Luo Laboratory Research

Ongoing Projects

  1. How maternal immune factors regulate neonatal microbiota. Gut colonization of commensal bacteria decreases the risk of neonatal sepsis. This suggests that dysbiosis of the neonatal gut microbiota may represent a risk factor and contribute to increased incidence of infection in infants. Our ongoing experiments show that host adaptive immune status plays a key role in shaping the gut microbiota. They beg the question, however, of the relative contributions of maternal and de novo immunity sources to the observed microbiota changes. In an NIH-funded project, we propose to focus on the effects of maternal factors, in particular those transferred through the milk and placenta, on the development of neonatal microbiota.
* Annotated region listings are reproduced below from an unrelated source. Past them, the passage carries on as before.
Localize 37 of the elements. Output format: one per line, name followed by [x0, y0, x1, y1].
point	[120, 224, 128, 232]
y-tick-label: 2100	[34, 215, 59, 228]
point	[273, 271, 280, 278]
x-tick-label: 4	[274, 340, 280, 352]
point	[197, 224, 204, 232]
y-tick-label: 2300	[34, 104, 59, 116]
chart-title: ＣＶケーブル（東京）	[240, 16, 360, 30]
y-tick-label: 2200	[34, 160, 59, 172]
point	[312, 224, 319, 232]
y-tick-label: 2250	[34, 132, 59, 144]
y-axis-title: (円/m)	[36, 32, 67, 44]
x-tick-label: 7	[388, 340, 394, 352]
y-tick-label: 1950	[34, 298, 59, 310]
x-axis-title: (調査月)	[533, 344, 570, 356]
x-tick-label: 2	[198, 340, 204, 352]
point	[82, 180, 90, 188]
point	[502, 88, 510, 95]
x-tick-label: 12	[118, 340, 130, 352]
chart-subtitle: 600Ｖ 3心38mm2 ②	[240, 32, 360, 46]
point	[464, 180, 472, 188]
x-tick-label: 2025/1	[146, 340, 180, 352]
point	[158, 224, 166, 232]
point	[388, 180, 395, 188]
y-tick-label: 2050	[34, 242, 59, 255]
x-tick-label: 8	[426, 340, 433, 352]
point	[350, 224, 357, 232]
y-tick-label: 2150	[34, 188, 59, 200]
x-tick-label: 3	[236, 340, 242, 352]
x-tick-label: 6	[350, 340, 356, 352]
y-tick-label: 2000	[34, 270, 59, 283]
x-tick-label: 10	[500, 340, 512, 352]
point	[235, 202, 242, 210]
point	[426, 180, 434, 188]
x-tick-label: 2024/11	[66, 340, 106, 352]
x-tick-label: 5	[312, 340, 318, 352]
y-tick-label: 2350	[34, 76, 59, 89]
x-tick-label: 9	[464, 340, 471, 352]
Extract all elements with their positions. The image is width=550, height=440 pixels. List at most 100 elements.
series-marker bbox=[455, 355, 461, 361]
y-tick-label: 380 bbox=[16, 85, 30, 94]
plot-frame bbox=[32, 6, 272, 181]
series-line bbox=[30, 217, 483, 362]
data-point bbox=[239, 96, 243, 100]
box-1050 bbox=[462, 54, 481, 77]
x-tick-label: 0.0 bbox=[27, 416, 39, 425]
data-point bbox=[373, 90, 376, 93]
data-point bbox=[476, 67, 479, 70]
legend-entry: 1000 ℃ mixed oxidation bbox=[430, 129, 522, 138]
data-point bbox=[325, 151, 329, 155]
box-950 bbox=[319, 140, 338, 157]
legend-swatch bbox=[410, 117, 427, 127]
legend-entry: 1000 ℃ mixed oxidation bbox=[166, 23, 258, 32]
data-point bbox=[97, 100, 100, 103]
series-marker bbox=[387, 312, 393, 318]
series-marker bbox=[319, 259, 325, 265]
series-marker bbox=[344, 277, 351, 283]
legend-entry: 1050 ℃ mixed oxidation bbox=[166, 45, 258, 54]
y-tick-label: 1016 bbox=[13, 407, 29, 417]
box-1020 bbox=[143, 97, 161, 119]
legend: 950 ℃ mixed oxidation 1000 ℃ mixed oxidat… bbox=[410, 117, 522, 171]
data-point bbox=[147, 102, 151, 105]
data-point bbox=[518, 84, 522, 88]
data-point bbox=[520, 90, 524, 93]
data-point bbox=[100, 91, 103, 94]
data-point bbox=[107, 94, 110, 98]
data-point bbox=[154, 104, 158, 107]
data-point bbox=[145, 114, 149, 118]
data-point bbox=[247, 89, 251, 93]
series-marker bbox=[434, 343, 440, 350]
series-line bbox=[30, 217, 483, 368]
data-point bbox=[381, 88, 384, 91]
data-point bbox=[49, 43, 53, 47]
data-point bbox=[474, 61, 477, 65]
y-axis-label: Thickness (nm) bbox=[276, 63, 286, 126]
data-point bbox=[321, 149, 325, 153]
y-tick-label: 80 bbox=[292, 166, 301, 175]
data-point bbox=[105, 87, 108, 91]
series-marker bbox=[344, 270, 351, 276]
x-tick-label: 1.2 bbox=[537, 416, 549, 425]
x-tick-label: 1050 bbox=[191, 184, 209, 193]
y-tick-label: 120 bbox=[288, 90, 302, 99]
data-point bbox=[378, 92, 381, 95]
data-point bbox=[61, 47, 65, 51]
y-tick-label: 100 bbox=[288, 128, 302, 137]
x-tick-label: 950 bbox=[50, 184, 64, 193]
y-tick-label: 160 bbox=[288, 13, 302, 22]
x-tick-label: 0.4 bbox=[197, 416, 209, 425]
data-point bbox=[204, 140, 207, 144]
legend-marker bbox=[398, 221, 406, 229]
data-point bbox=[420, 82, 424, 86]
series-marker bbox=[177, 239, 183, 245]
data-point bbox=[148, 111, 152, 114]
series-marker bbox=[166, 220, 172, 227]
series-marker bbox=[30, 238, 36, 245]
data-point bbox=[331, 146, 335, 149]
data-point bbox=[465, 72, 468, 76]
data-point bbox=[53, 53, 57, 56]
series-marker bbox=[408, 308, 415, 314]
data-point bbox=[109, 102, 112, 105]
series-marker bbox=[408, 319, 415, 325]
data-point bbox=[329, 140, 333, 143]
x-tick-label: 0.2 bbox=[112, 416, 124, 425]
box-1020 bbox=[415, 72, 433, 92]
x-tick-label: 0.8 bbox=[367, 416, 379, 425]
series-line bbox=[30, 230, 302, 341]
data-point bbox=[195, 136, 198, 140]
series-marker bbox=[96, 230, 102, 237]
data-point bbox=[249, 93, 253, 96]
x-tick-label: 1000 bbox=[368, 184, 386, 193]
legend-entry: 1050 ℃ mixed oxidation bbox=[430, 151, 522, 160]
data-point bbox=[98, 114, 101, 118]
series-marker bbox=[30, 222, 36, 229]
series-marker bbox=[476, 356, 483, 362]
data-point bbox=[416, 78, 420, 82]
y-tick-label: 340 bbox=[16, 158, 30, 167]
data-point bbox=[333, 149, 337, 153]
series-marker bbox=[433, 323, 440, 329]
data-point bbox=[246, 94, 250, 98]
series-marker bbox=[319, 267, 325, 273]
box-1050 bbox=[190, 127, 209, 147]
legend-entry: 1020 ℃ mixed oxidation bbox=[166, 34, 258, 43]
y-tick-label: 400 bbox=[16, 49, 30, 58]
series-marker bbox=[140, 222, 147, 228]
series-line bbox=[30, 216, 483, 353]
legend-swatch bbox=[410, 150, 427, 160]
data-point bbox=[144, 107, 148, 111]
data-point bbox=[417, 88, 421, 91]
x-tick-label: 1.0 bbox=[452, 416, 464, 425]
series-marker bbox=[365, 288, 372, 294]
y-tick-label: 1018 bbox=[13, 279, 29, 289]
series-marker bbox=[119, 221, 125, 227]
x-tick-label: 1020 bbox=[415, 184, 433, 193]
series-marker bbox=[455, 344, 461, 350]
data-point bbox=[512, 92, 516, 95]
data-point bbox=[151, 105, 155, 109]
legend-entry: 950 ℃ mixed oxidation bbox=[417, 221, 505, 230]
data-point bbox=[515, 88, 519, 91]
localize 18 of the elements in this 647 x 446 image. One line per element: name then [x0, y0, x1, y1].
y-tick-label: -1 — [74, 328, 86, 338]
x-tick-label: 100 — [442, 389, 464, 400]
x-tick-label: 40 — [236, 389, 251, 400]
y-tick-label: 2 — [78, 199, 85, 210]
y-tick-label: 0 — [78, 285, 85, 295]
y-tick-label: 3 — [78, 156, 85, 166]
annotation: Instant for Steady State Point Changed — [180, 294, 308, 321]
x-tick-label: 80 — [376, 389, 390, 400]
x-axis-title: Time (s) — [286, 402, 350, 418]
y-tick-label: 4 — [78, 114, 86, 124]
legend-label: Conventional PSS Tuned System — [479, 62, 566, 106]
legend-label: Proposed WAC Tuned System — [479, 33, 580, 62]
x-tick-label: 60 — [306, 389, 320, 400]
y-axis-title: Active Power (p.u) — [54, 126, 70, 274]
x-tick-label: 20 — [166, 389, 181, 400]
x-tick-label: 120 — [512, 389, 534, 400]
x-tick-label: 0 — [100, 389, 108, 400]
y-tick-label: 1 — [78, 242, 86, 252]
  2. Role of gut microbiota in systemic lupus erythematosus (SLE). SLE is a very complex autoimmune disorder with no known cure. It is characterized by severe and persistent inflammation that damages multiple organs, including skin, kidney, lung, joint, heart, and brain. More than half of patients suffer from lupus nephritis, a leading cause of death in patients with SLE. Current treatments for lupus nephritis are primarily nonselective immunosuppressants. They can effectively reduce the risk for renal failure, but the side effects are a major cause of concern. There is an imperative need for new treatment strategies against lupus nephritis, for which a better understanding of disease pathogenesis is required. Perturbation of gut microbiota has been shown to be associated with many autoimmune diseases, but little is known about the role of gut microbiota in SLE. We study both protective and pathogenic roles of gut microbiota in mouse models of SLE as well as in human patients.
  3. Complex roles of vitamin A in autoimmunity. Vitamin A and its active metabolite, retinoic acid (RA), are known to exert both pro-inflammatory and anti-inflammatory functions depending on different contexts. RA can suppress inflammation and induce tolerance under steady state. Paradoxically, it can also act as an adjuvant to promote ongoing inflammation against infections. This conundrum on the functions of RA is much less understood for autoimmunity. Evidence is lacking on whether and how RA affects the initiation and progression of autoimmune disorders, which as a whole are a leading cause of death and disability in the United States. In an NIH-funded project, we aim to define the complex roles of RA in autoimmunity.
  4. Generation of humanized lupus mouse model. Numerous mouse models have been employed to understand the pathogenesis of lupus and to test potential therapies. Although each model has unique advantages, effective treatments in mouse models often do not translate to human disease. We therefore aim to generate human-mouse chimeras for lupus research.